“La belleza es ese misterio hermoso
que no descifran ni la psicología ni la retórica”
J.L. Borges
Explicar con imágenes lo que no puedes explicar con palabras. Pensar con ruidos lo que no puedes pensar con música. Sentir con el tiempo lo que no puedes sentir en los espacios. Y así, no hablar de la India, sino ser la India.
Benarés, ciudad sagrada a orillas del Ganges, tiene más de tres mil años de historia, y David Varela, que estuvo allí, no nos dice una sola palabra. Nos enseña las imágenes de su viaje pero no nos dice nada, solo nos pone las imágenes delante de los ojos, aguarda unos minutos, y la cambia por otra. Así pasamos dos horas, pero podríamos seguir toda la noche. Benarés no es cualquier ciudad, como la India no es cualquier país y los rostros hindúes tampoco son cualquier rostro. Para nosotros, los que vivimos a este lado del mundo, este ejercicio contemplativo de un lugar como aquel resulta de lo más accesible, hipnótico por los colores, palpable por sus relieves, envolvente por el agua, telúrico por la tierra, incandescente por el fuego y agitado por el viento. Las coreografías anónimas de esta ciudad son un motivo suficiente como para entender tres mil años de historia, el rito constante que ya no sólo tiene que ver con el culto explicito a lo divino, es también el ritual de la vida cotidiana, las maquinas que fabrican telas, la gente durmiendo en las terrazas, el Ganges y sus mil versiones, los gimnasios, los niños en la calle, las vacas, las casas y la comida.
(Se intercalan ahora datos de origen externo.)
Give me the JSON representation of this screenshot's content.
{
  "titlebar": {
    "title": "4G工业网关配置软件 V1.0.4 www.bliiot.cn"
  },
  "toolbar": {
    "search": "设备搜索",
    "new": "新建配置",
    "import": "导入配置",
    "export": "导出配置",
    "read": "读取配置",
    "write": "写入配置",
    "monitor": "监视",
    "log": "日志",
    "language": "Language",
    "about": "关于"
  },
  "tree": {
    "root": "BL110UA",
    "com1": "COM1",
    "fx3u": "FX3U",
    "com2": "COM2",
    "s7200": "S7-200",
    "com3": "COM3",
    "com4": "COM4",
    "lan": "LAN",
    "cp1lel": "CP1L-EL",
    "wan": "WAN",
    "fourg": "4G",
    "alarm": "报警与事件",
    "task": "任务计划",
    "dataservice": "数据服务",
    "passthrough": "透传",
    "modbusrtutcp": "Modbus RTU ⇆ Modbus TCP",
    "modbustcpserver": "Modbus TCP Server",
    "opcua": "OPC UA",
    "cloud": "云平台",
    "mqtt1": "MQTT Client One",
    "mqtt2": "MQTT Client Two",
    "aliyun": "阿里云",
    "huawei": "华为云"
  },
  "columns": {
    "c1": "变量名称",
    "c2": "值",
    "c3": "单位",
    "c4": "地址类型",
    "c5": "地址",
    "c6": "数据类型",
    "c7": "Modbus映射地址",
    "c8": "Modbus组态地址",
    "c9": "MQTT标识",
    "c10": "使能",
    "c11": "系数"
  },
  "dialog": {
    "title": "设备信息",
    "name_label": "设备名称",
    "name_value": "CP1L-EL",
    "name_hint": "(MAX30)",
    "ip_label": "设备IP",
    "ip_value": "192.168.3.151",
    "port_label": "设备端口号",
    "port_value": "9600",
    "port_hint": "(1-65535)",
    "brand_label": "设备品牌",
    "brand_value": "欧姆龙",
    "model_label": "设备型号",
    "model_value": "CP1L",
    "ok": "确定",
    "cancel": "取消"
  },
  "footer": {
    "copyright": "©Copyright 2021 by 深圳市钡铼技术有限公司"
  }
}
La búsqueda de lo inexplicable que sucede bajo la piel de cada rito no se construye desde la explicación, lo racional y el verbo, sino que dicha empresa no espera más de nosotros que la simple contemplación, que, por otra parte, de simple tiene muy poco, ya que es en su interior, en las entrañas del ojo, donde se resuelve una aparente explicación, racional y verbal.
Planteamientos similares se dieron en películas como “El hombre de la cámara” (Dziga Vertov, 1929) donde la radiografía de una sociedad en marcha es meticulosamente retratada hasta el punto de que la historia, la historia rusa, es comprendida con sólo mirarla. ¿Cómo hizo Vertov para conseguir esto? Pues estando con su cámara en todos los rincones de San Petersburgo al mismo tiempo. Otro ejemplo de idénticas características lo encontramos en el trabajo del español José Val del Omar, en obras como “Aguaespejo granadino” (1953-55) o “Acariño galaico” (1961), donde la persistencia visual de la arquitectura, el agua y el barro desembocan en un gesto trascendental resultado del encuentro con lo indecible, con aquello que indudablemente coexiste entre los seres y las cosas. Y puede que eso que nos rodea, nos condiciona y nos describe no sea otra cosa más que la luz.
Tanto Dziga Vertov como José Val del Omar se apoyan en dos elementos de las raíces del cine para poder prescindir de la palabra sin flaquear la narración, y estos son el movimiento y la luz. En el caso de “Banaras me” también vemos una vuelta a los orígenes, a la estructura ósea del cine que no es otra que ver, mirar en silencio unas gentes, un país y un mundo del que sólo basta contemplarlo unas horas para entenderlo, para sentirlo e incluso, estar ahí el tiempo que dure el ritual. El ritual de ir al cine. Y no sólo esto, sino que además esta selección de imágenes de David Varela funcionan como apertura sensorial en cada uno de los espectadores a modo de viaje personal, dando a entender, por momentos, que el ojo objetivo si existe. Porque los países son siempre, más o menos, los mismos, pero no existen dos viajes iguales.